# Crocodile Tegu???



## beantickler (Jan 16, 2016)

http://www.faunaclassifieds.com/forums/showthread.php?t=560676

What in the world is this? I'm a fish and aquatic guy... Something like this would be right up my alley... Is this actually a Tegu and does anyone know anything about them?


----------



## Walter1 (Jan 16, 2016)

I wondered the same. I need a scientific name.


----------



## MutantKreeper (Jan 16, 2016)

Looks cool though, and could be something other than a tegu?


----------



## MutantKreeper (Jan 16, 2016)

http://www.iucnredlist.org/details/178328/0

http://www.dtsherpsinc.com/Crocodile-Tegu.html

https://en.m.wikipedia.org/wiki/Crocodilurus


----------



## viejo (Jan 16, 2016)

Really not too much info out there on these. I wonder what size they attain? Given the large range, it should not be too much of a problem to establish a captive breeding population. They almost appear to be a link between caiman lizards & tegus.


----------



## Jrock23 (Jan 17, 2016)

The croc tegu, those guys look awesome... I'm sure about any info on them. But i would love to have one.. To me they are mini mes of the croc monitor


----------



## Walter1 (Jan 17, 2016)

Thanks Mutantkeeper. They are teiids, same family as the tegu and Caiman Lizard. 

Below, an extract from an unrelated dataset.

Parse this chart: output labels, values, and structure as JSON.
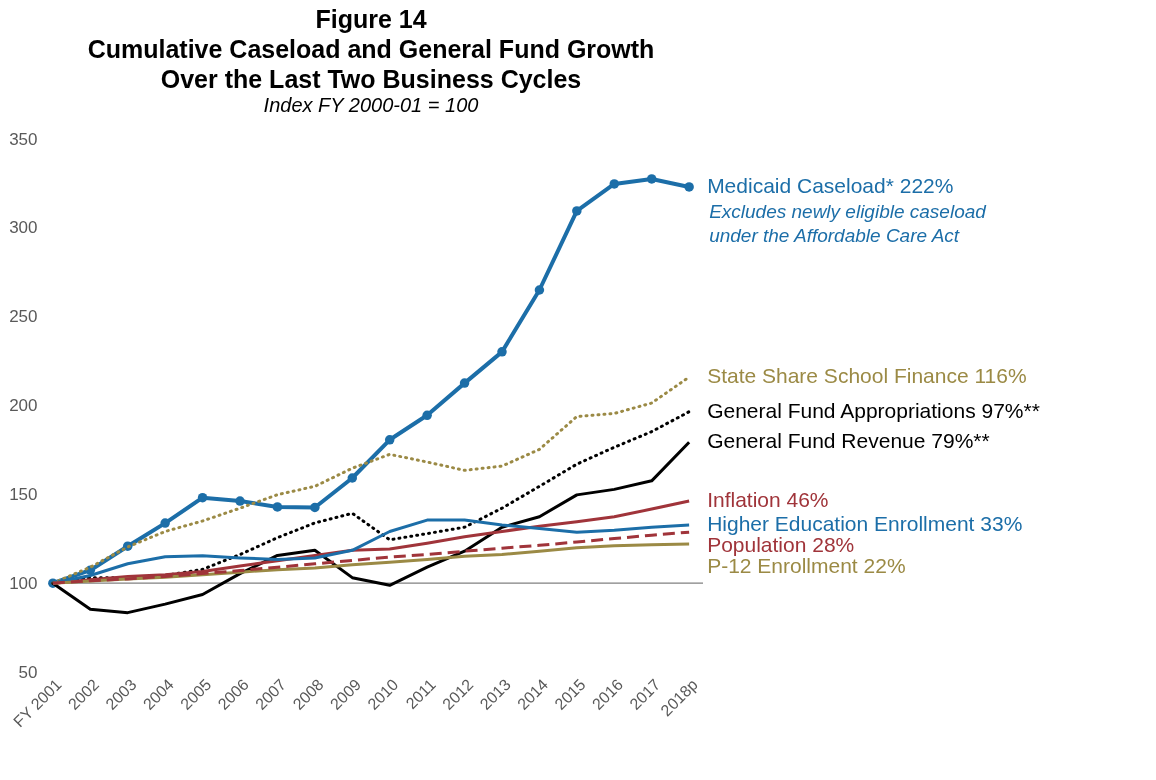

I wonder why not more common in the hobby unless it's because maintaining big clean water is a pain.


----------



## Jrock23 (Jan 17, 2016)

Hey walter, i was told that they are not really selling on the market that why they are not common in the hobby. and the people who have them, they aren't really breeding them..


----------



## Walter1 (Jan 17, 2016)

Too bad. They look like the lochness monster.


----------



## Justin (Jan 17, 2016)

A $2500 price tag could explain the rarity. Plus caiman lizards look cooler and are a lot cheaper.


----------



## MutantKreeper (Jan 17, 2016)

Justin said:


> A $2500 price tag could explain the rarity. Plus caiman lizards look cooler and are a lot cheaper.



But croc tegus look unique


----------



## Jrock23 (Jan 17, 2016)

Yes i agree, they are unique


----------